Of course, the prices of black gold and the oil producer have only made gains over a handful of trading sessions. Therefore, I feel it is simply too early to determine that this is the start of a successful recovery.
In the near term, I wouldn’t be surprised if there is heightened volatility for the oil price. There is uncertainty regarding the outlook for the world economy, with rising US interest rates and a potential slowdown in China causing investor confidence to waver. This situation could be exacerbated by the prospect of a trade war, as well as uncertainty regarding supply growth after waivers on Iranian sanctions were put in place.

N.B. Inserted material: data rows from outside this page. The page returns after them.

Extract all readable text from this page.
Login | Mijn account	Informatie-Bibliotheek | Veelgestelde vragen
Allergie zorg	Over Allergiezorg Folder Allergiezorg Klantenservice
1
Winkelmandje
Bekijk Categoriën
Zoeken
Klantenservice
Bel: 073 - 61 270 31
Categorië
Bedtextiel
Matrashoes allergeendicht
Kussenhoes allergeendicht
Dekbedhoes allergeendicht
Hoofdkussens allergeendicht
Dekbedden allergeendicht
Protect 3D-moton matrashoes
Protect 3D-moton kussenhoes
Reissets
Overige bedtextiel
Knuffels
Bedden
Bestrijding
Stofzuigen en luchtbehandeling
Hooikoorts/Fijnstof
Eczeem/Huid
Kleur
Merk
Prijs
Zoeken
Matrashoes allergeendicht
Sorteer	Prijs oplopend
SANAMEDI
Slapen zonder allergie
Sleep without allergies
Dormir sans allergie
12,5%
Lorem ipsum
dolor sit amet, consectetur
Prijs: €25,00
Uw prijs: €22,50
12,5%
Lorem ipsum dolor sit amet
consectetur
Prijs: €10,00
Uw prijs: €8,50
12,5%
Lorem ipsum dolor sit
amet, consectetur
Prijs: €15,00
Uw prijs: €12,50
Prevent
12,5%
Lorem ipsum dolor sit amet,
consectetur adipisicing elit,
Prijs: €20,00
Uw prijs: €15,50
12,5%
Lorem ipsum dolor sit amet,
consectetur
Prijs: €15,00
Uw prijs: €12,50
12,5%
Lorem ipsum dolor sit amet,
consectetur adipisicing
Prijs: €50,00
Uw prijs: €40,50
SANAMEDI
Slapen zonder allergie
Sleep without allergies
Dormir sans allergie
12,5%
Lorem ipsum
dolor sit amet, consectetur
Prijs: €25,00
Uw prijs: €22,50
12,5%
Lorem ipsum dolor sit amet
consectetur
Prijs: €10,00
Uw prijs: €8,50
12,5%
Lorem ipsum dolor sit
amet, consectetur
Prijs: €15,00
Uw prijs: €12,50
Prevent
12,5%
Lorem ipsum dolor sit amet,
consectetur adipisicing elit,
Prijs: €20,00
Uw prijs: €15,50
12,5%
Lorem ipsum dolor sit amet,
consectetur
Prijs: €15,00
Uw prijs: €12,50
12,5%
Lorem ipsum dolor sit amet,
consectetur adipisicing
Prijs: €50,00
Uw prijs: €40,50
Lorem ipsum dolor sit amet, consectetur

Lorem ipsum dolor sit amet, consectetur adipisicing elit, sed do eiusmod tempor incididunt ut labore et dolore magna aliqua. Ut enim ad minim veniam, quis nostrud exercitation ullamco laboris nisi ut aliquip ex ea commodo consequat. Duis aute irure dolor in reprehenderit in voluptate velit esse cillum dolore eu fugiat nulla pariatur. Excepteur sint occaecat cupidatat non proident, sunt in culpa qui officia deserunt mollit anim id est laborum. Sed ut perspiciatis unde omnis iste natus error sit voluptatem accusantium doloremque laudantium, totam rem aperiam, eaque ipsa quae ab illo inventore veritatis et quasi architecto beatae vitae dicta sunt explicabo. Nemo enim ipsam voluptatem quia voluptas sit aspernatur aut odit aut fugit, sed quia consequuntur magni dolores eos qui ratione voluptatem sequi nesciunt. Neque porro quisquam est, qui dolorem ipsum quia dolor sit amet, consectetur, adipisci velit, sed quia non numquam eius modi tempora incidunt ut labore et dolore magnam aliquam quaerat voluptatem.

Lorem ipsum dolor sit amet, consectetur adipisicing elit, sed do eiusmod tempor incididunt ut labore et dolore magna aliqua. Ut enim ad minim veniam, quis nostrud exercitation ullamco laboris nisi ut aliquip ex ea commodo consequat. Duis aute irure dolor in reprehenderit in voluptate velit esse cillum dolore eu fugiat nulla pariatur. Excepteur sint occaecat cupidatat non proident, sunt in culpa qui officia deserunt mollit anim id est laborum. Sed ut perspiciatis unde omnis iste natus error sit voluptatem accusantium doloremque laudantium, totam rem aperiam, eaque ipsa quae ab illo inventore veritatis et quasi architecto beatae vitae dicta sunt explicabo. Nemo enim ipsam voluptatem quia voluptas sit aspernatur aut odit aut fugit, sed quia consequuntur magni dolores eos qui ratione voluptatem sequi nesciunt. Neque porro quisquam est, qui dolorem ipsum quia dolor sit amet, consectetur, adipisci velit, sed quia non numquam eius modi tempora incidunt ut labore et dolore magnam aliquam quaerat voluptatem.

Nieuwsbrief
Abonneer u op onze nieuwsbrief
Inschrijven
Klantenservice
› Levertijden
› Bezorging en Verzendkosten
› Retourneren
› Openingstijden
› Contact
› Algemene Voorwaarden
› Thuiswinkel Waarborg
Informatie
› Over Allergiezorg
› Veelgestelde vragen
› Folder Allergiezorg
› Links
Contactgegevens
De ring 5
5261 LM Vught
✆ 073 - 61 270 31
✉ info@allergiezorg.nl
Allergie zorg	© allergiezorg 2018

Therefore, I view Tullow Oil as a high-risk share at the moment. Its market value could move sharply in either direction in the near term.
In the long run, though, I’m optimistic about its recovery potential. Its strategy is focused on increasing production, and this seems to be working well. It is due to post a rise in EPS of 11% in the current year. Sure, this will be impacted by the prevailing oil price, but nevertheless the company may be able to make further progress on reducing its debt pile in order to create a more stable business over future years.
With Tullow Oil having a P/E ratio of around 9, I feel that the company could offer a margin of safety at the moment. As a long-term investor who doesn’t mind volatility or uncertainty in the short run, the stock appeals to me – particularly since I’m bullish on the prospects for oil. But it remains a risky proposition in my eyes.